Diameter of the circle is $2x - y = 2$
$\Rightarrow 2\left( {1 + y} \right) - y = 2 \\ \Rightarrow 2 + y = 2 \\ \Rightarrow y = 0 \\$
Put this value in the normal equation or diameter equation to get the centre coordinators. Here we are going to use the normal equation. You can use any equation. Both give the same answer.
$\Rightarrow x = 1 + y \\ \Rightarrow x = 1 + 0 \\ \Rightarrow x = 1 \\$
So, the coordinates of the centre of the circle are $\left( {1,0} \right)$.
Now the equation of the circle with centre $\left( {a,b} \right)$ and radius $r$ is ${\left( {x - a} \right)^2} + {\left( {y - b} \right)^2} = {r^2}$
So, the circle equation will be as follows:
$\Rightarrow {\left( {x - 1} \right)^2} + {\left( {y - 0} \right)^2} = {r^2} \\ \Rightarrow {\left( {x - 1} \right)^2} + {y^2} = {r^2} \\$
We know that the point $\left( {2,1} \right)$ is on the circle. So, substitute this point in the equation to get the value of radius.

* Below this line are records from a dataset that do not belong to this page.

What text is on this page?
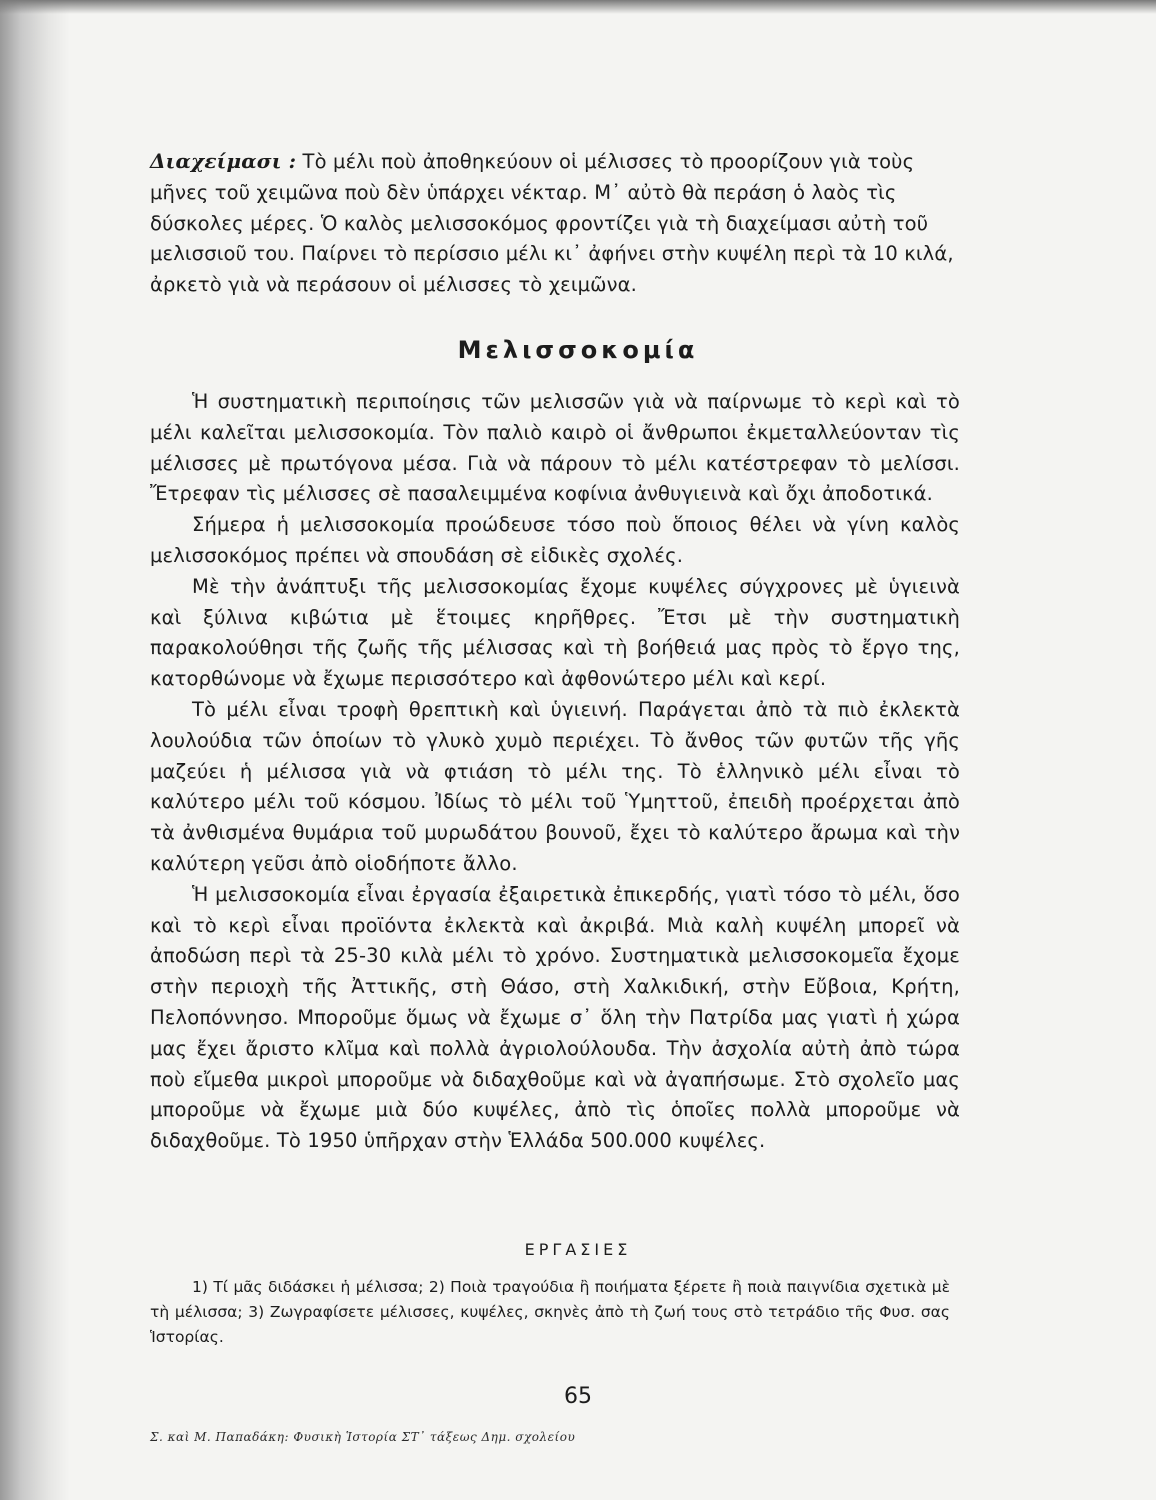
Διαχείμασι : Τὸ μέλι ποὺ ἀποθηκεύουν οἱ μέλισσες τὸ προορίζουν γιὰ τοὺς μῆνες τοῦ χειμῶνα ποὺ δὲν ὑπάρχει νέκταρ. Μ᾽ αὐτὸ θὰ περάση ὁ λαὸς τὶς δύσκολες μέρες. Ὁ καλὸς μελισσοκόμος φροντίζει γιὰ τὴ διαχείμασι αὐτὴ τοῦ μελισσιοῦ του. Παίρνει τὸ περίσσιο μέλι κι᾽ ἀφήνει στὴν κυψέλη περὶ τὰ 10 κιλά, ἀρκετὸ γιὰ νὰ περάσουν οἱ μέλισσες τὸ χειμῶνα.
Μελισσοκομία

Ἡ συστηματικὴ περιποίησις τῶν μελισσῶν γιὰ νὰ παίρνωμε τὸ κερὶ καὶ τὸ μέλι καλεῖται μελισσοκομία. Τὸν παλιὸ καιρὸ οἱ ἄνθρωποι ἐκμεταλλεύονταν τὶς μέλισσες μὲ πρωτόγονα μέσα. Γιὰ νὰ πάρουν τὸ μέλι κατέστρεφαν τὸ μελίσσι. Ἔτρεφαν τὶς μέλισσες σὲ πασαλειμμένα κοφίνια ἀνθυγιεινὰ καὶ ὄχι ἀποδοτικά.

Σήμερα ἡ μελισσοκομία προώδευσε τόσο ποὺ ὅποιος θέλει νὰ γίνη καλὸς μελισσοκόμος πρέπει νὰ σπουδάση σὲ εἰδικὲς σχολές.

Μὲ τὴν ἀνάπτυξι τῆς μελισσοκομίας ἔχομε κυψέλες σύγχρονες μὲ ὑγιεινὰ καὶ ξύλινα κιβώτια μὲ ἕτοιμες κηρῆθρες. Ἔτσι μὲ τὴν συστηματικὴ παρακολούθησι τῆς ζωῆς τῆς μέλισσας καὶ τὴ βοήθειά μας πρὸς τὸ ἔργο της, κατορθώνομε νὰ ἔχωμε περισσότερο καὶ ἀφθονώτερο μέλι καὶ κερί.

Τὸ μέλι εἶναι τροφὴ θρεπτικὴ καὶ ὑγιεινή. Παράγεται ἀπὸ τὰ πιὸ ἐκλεκτὰ λουλούδια τῶν ὁποίων τὸ γλυκὸ χυμὸ περιέχει. Τὸ ἄνθος τῶν φυτῶν τῆς γῆς μαζεύει ἡ μέλισσα γιὰ νὰ φτιάση τὸ μέλι της. Τὸ ἑλληνικὸ μέλι εἶναι τὸ καλύτερο μέλι τοῦ κόσμου. Ἰδίως τὸ μέλι τοῦ Ὑμηττοῦ, ἐπειδὴ προέρχεται ἀπὸ τὰ ἀνθισμένα θυμάρια τοῦ μυρωδάτου βουνοῦ, ἔχει τὸ καλύτερο ἄρωμα καὶ τὴν καλύτερη γεῦσι ἀπὸ οἱοδήποτε ἄλλο.

Ἡ μελισσοκομία εἶναι ἐργασία ἐξαιρετικὰ ἐπικερδής, γιατὶ τόσο τὸ μέλι, ὅσο καὶ τὸ κερὶ εἶναι προϊόντα ἐκλεκτὰ καὶ ἀκριβά. Μιὰ καλὴ κυψέλη μπορεῖ νὰ ἀποδώση περὶ τὰ 25-30 κιλὰ μέλι τὸ χρόνο. Συστηματικὰ μελισσοκομεῖα ἔχομε στὴν περιοχὴ τῆς Ἀττικῆς, στὴ Θάσο, στὴ Χαλκιδική, στὴν Εὔβοια, Κρήτη, Πελοπόννησο. Μποροῦμε ὅμως νὰ ἔχωμε σ᾽ ὅλη τὴν Πατρίδα μας γιατὶ ἡ χώρα μας ἔχει ἄριστο κλῖμα καὶ πολλὰ ἀγριολούλουδα. Τὴν ἀσχολία αὐτὴ ἀπὸ τώρα ποὺ εἴμεθα μικροὶ μποροῦμε νὰ διδαχθοῦμε καὶ νὰ ἀγαπήσωμε. Στὸ σχολεῖο μας μποροῦμε νὰ ἔχωμε μιὰ δύο κυψέλες, ἀπὸ τὶς ὁποῖες πολλὰ μποροῦμε νὰ διδαχθοῦμε. Τὸ 1950 ὑπῆρχαν στὴν Ἑλλάδα 500.000 κυψέλες.

ΕΡΓΑΣΙΕΣ

1) Τί μᾶς διδάσκει ἡ μέλισσα; 2) Ποιὰ τραγούδια ἢ ποιήματα ξέρετε ἢ ποιὰ παιγνίδια σχετικὰ μὲ τὴ μέλισσα; 3) Ζωγραφίσετε μέλισσες, κυψέλες, σκηνὲς ἀπὸ τὴ ζωή τους στὸ τετράδιο τῆς Φυσ. σας Ἱστορίας.

65
Σ. καὶ Μ. Παπαδάκη: Φυσικὴ Ἱστορία ΣΤ᾽ τάξεως Δημ. σχολείου
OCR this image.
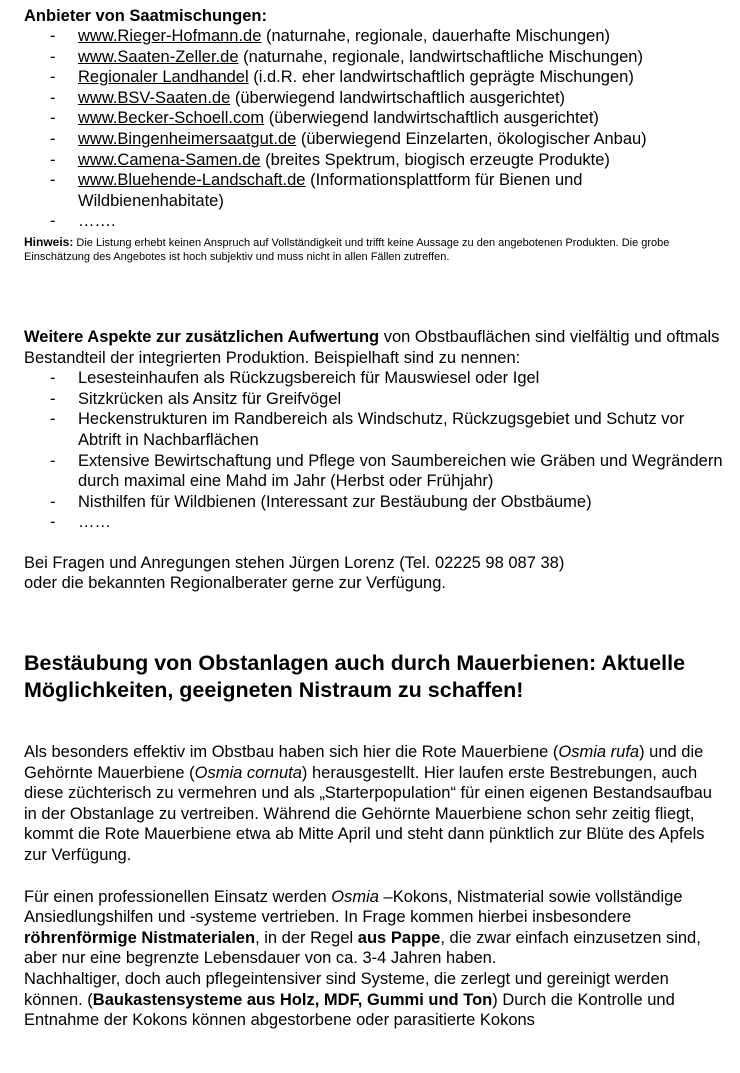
Anbieter von Saatmischungen:
- www.Rieger-Hofmann.de (naturnahe, regionale, dauerhafte Mischungen)
- www.Saaten-Zeller.de (naturnahe, regionale, landwirtschaftliche Mischungen)
- Regionaler Landhandel (i.d.R. eher landwirtschaftlich geprägte Mischungen)
- www.BSV-Saaten.de (überwiegend landwirtschaftlich ausgerichtet)
- www.Becker-Schoell.com (überwiegend landwirtschaftlich ausgerichtet)
- www.Bingenheimersaatgut.de (überwiegend Einzelarten, ökologischer Anbau)
- www.Camena-Samen.de (breites Spektrum, biogisch erzeugte Produkte)
- www.Bluehende-Landschaft.de (Informationsplattform für Bienen und Wildbienenhabitate)
- …….
Hinweis: Die Listung erhebt keinen Anspruch auf Vollständigkeit und trifft keine Aussage zu den angebotenen Produkten. Die grobe Einschätzung des Angebotes ist hoch subjektiv und muss nicht in allen Fällen zutreffen.

Weitere Aspekte zur zusätzlichen Aufwertung von Obstbauflächen sind vielfältig und oftmals Bestandteil der integrierten Produktion. Beispielhaft sind zu nennen:

- Lesesteinhaufen als Rückzugsbereich für Mauswiesel oder Igel
- Sitzkrücken als Ansitz für Greifvögel
- Heckenstrukturen im Randbereich als Windschutz, Rückzugsgebiet und Schutz vor Abtrift in Nachbarflächen
- Extensive Bewirtschaftung und Pflege von Saumbereichen wie Gräben und Wegrändern durch maximal eine Mahd im Jahr (Herbst oder Frühjahr)
- Nisthilfen für Wildbienen (Interessant zur Bestäubung der Obstbäume)
- ……

Bei Fragen und Anregungen stehen Jürgen Lorenz (Tel. 02225 98 087 38)
oder die bekannten Regionalberater gerne zur Verfügung.

Bestäubung von Obstanlagen auch durch Mauerbienen: Aktuelle Möglichkeiten, geeigneten Nistraum zu schaffen!

Als besonders effektiv im Obstbau haben sich hier die Rote Mauerbiene (Osmia rufa) und die Gehörnte Mauerbiene (Osmia cornuta) herausgestellt. Hier laufen erste Bestrebungen, auch diese züchterisch zu vermehren und als „Starterpopulation“ für einen eigenen Bestandsaufbau in der Obstanlage zu vertreiben. Während die Gehörnte Mauerbiene schon sehr zeitig fliegt, kommt die Rote Mauerbiene etwa ab Mitte April und steht dann pünktlich zur Blüte des Apfels zur Verfügung.

Für einen professionellen Einsatz werden Osmia –Kokons, Nistmaterial sowie vollständige Ansiedlungshilfen und -systeme vertrieben. In Frage kommen hierbei insbesondere röhrenförmige Nistmaterialen, in der Regel aus Pappe, die zwar einfach einzusetzen sind, aber nur eine begrenzte Lebensdauer von ca. 3-4 Jahren haben.

Nachhaltiger, doch auch pflegeintensiver sind Systeme, die zerlegt und gereinigt werden können. (Baukastensysteme aus Holz, MDF, Gummi und Ton) Durch die Kontrolle und Entnahme der Kokons können abgestorbene oder parasitierte Kokons
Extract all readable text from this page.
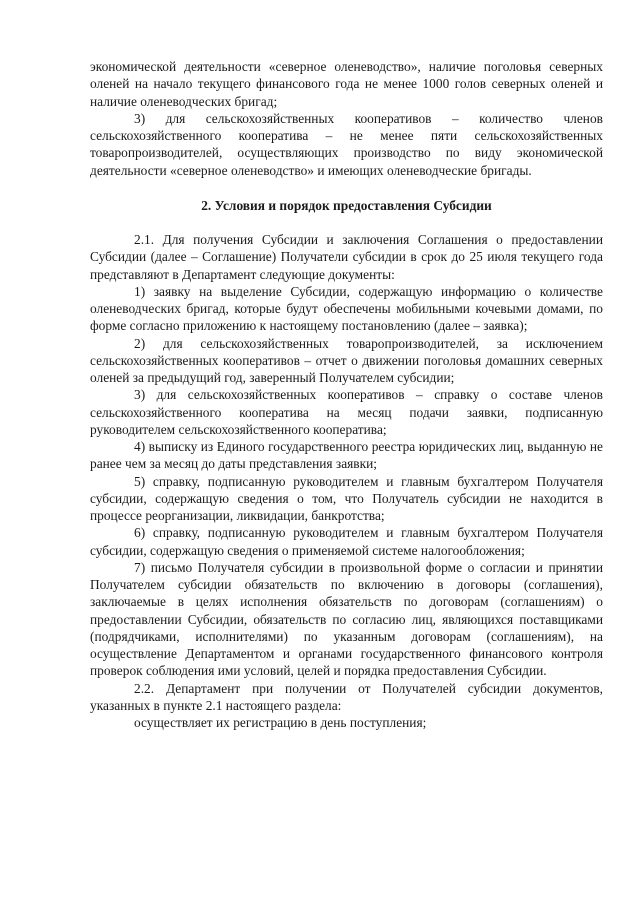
экономической деятельности «северное оленеводство», наличие поголовья северных оленей на начало текущего финансового года не менее 1000 голов северных оленей и наличие оленеводческих бригад;

3) для сельскохозяйственных кооперативов – количество членов сельскохозяйственного кооператива – не менее пяти сельскохозяйственных товаропроизводителей, осуществляющих производство по виду экономической деятельности «северное оленеводство» и имеющих оленеводческие бригады.

2. Условия и порядок предоставления Субсидии

2.1. Для получения Субсидии и заключения Соглашения о предоставлении Субсидии (далее – Соглашение) Получатели субсидии в срок до 25 июля текущего года представляют в Департамент следующие документы:

1) заявку на выделение Субсидии, содержащую информацию о количестве оленеводческих бригад, которые будут обеспечены мобильными кочевыми домами, по форме согласно приложению к настоящему постановлению (далее – заявка);

2) для сельскохозяйственных товаропроизводителей, за исключением сельскохозяйственных кооперативов – отчет о движении поголовья домашних северных оленей за предыдущий год, заверенный Получателем субсидии;

3) для сельскохозяйственных кооперативов – справку о составе членов сельскохозяйственного кооператива на месяц подачи заявки, подписанную руководителем сельскохозяйственного кооператива;

4) выписку из Единого государственного реестра юридических лиц, выданную не ранее чем за месяц до даты представления заявки;

5) справку, подписанную руководителем и главным бухгалтером Получателя субсидии, содержащую сведения о том, что Получатель субсидии не находится в процессе реорганизации, ликвидации, банкротства;

6) справку, подписанную руководителем и главным бухгалтером Получателя субсидии, содержащую сведения о применяемой системе налогообложения;

7) письмо Получателя субсидии в произвольной форме о согласии и принятии Получателем субсидии обязательств по включению в договоры (соглашения), заключаемые в целях исполнения обязательств по договорам (соглашениям) о предоставлении Субсидии, обязательств по согласию лиц, являющихся поставщиками (подрядчиками, исполнителями) по указанным договорам (соглашениям), на осуществление Департаментом и органами государственного финансового контроля проверок соблюдения ими условий, целей и порядка предоставления Субсидии.

2.2. Департамент при получении от Получателей субсидии документов, указанных в пункте 2.1 настоящего раздела:

осуществляет их регистрацию в день поступления;
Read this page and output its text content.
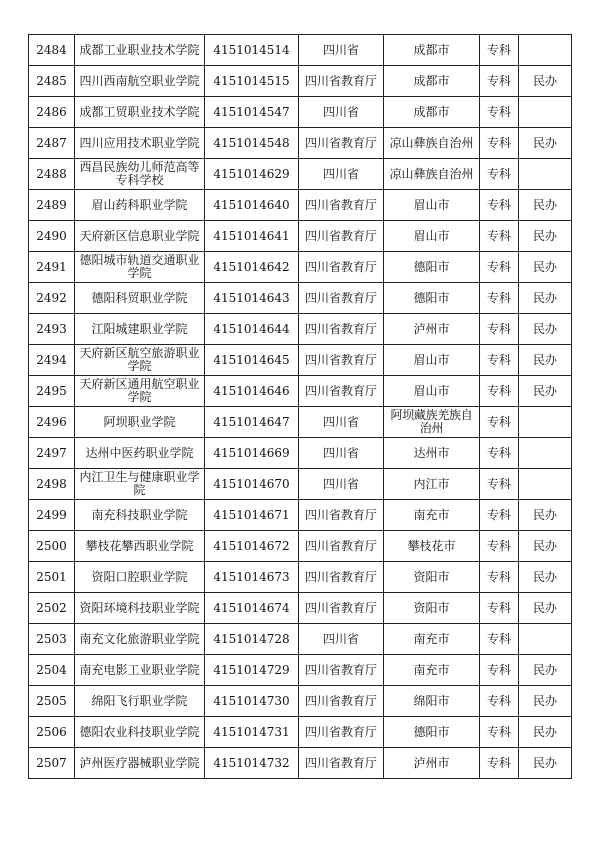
2484	成都工业职业技术学院	4151014514	四川省	成都市	专科	
2485	四川西南航空职业学院	4151014515	四川省教育厅	成都市	专科	民办
2486	成都工贸职业技术学院	4151014547	四川省	成都市	专科	
2487	四川应用技术职业学院	4151014548	四川省教育厅	凉山彝族自治州	专科	民办
2488	西昌民族幼儿师范高等专科学校	4151014629	四川省	凉山彝族自治州	专科	
2489	眉山药科职业学院	4151014640	四川省教育厅	眉山市	专科	民办
2490	天府新区信息职业学院	4151014641	四川省教育厅	眉山市	专科	民办
2491	德阳城市轨道交通职业学院	4151014642	四川省教育厅	德阳市	专科	民办
2492	德阳科贸职业学院	4151014643	四川省教育厅	德阳市	专科	民办
2493	江阳城建职业学院	4151014644	四川省教育厅	泸州市	专科	民办
2494	天府新区航空旅游职业学院	4151014645	四川省教育厅	眉山市	专科	民办
2495	天府新区通用航空职业学院	4151014646	四川省教育厅	眉山市	专科	民办
2496	阿坝职业学院	4151014647	四川省	阿坝藏族羌族自治州	专科	
2497	达州中医药职业学院	4151014669	四川省	达州市	专科	
2498	内江卫生与健康职业学院	4151014670	四川省	内江市	专科	
2499	南充科技职业学院	4151014671	四川省教育厅	南充市	专科	民办
2500	攀枝花攀西职业学院	4151014672	四川省教育厅	攀枝花市	专科	民办
2501	资阳口腔职业学院	4151014673	四川省教育厅	资阳市	专科	民办
2502	资阳环境科技职业学院	4151014674	四川省教育厅	资阳市	专科	民办
2503	南充文化旅游职业学院	4151014728	四川省	南充市	专科	
2504	南充电影工业职业学院	4151014729	四川省教育厅	南充市	专科	民办
2505	绵阳飞行职业学院	4151014730	四川省教育厅	绵阳市	专科	民办
2506	德阳农业科技职业学院	4151014731	四川省教育厅	德阳市	专科	民办
2507	泸州医疗器械职业学院	4151014732	四川省教育厅	泸州市	专科	民办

$\Rightarrow {\left( {2 - 1} \right)^2} + {1^2} = {r^2} \\ \Rightarrow 1 + 1 = {r^2} \\ \Rightarrow {r^2} = 2 \\ \Rightarrow r = \sqrt 2 \\$
Substitute this value in the equation of circle, we will get ${\left( {x - 1} \right)^2} + {y^2} = 2$
Expand the equation using the formula ${\left( {a - b} \right)^2} = {a^2} + {b^2} - 2ab$.
Where $a = x$ and $b = 1$.
Then we will get,
${\left( {x - 1} \right)^2} + {y^2} = 2 \\ \Rightarrow {x^2} + 1 - 2x + {y^2} = 2 \\ \Rightarrow {x^2} + {y^2} - 2x - 1 = 0 \\$
So, the equation of the circle is ${x^2} + {y^2} - 2x - 1 = 0$

So, the correct answer is “Option C”.

Note: These kinds of geometric problems are very interesting and would be very easy to solve when we clearly get the concepts. We must know all the properties related to the structures in the geometry. The present question that we solved can be done in a little bit different way by finding the radius using distance formula because we have a center and one point on the circle.